Ten years into having my own firm, I realize that the discussion of running your own firm focuses on the running of a business, risk/benefit assessment, and other things like finding work/life balance. These are the easy things to talk about, and there are plenty of resources to draw upon. The biggest issue for me in running a business? When you run a business, there’s no one above you to tell you what to do… but that means there’s no one there to support you when you need help or advice. As a successful leader, you are good at mentoring those you work with (hopefully), but there’s no one there who has mentoring you as part of their job description. You are in effect… alone.

So, a significant thing to consider of owning your own firm is that you need to look outside for mentoring. You need to find the relationships where you can learn, and frankly… be reassured that you’re not completely crazy.

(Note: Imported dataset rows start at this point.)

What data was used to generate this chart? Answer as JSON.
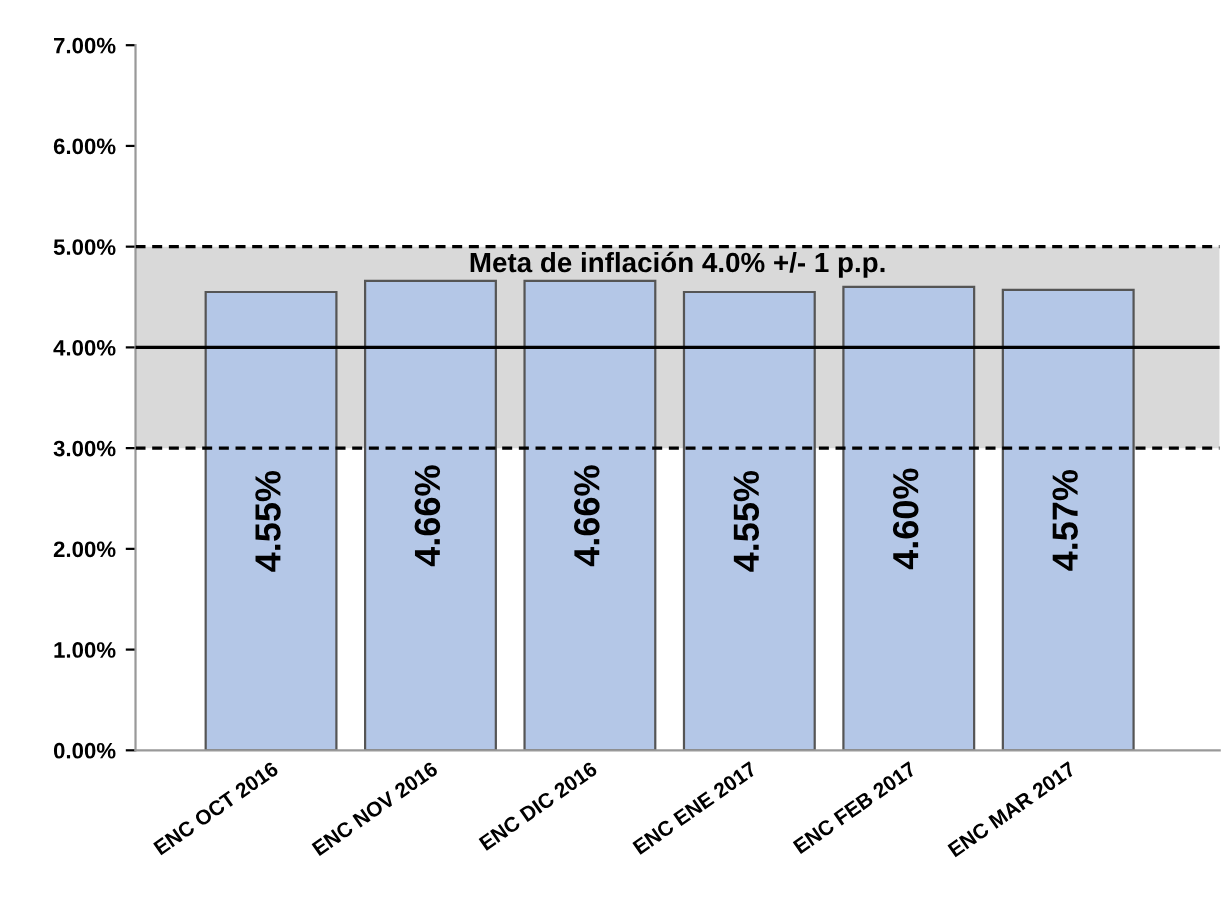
{
  "chart_data": {
    "type": "bar",
    "categories": [
      "ENC OCT 2016",
      "ENC NOV 2016",
      "ENC DIC 2016",
      "ENC ENE 2017",
      "ENC FEB 2017",
      "ENC MAR 2017"
    ],
    "values": [
      4.55,
      4.66,
      4.66,
      4.55,
      4.6,
      4.57
    ],
    "value_labels": [
      "4.55%",
      "4.66%",
      "4.66%",
      "4.55%",
      "4.60%",
      "4.57%"
    ],
    "color": "#b4c7e7",
    "ylim": [
      0,
      7
    ],
    "yticks": [
      {
        "value": 0,
        "label": "0.00%"
      },
      {
        "value": 1,
        "label": "1.00%"
      },
      {
        "value": 2,
        "label": "2.00%"
      },
      {
        "value": 3,
        "label": "3.00%"
      },
      {
        "value": 4,
        "label": "4.00%"
      },
      {
        "value": 5,
        "label": "5.00%"
      },
      {
        "value": 6,
        "label": "6.00%"
      },
      {
        "value": 7,
        "label": "7.00%"
      }
    ],
    "bands": [
      {
        "axis": "y",
        "from": 3,
        "to": 5,
        "label": "Meta de inflación 4.0% +/- 1 p.p.",
        "color": "#d9d9d9"
      }
    ],
    "ref_lines": [
      {
        "axis": "y",
        "value": 3,
        "line_style": "dashed",
        "color": "#000000"
      },
      {
        "axis": "y",
        "value": 5,
        "line_style": "dashed",
        "color": "#000000"
      },
      {
        "axis": "y",
        "value": 4,
        "line_style": "solid",
        "color": "#000000"
      }
    ],
    "grid": false,
    "legend": false
  }
}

I should have called this blog “Please tell me I’m not crazy.” Isn’t that what we crave in life, to know that we have shared experiences and aren’t alone?

With that, make sure your business plan includes an emphasis on building the relationships that you will need to continue to learn and be mentored. Hmmm… you are doing a business plan first, right?

(As a business owner… networking is also pretty darn important. Consulting others to benefit your knowledge (and theirs hopefully) is a very effective networking tool. I’ll save that for another post.)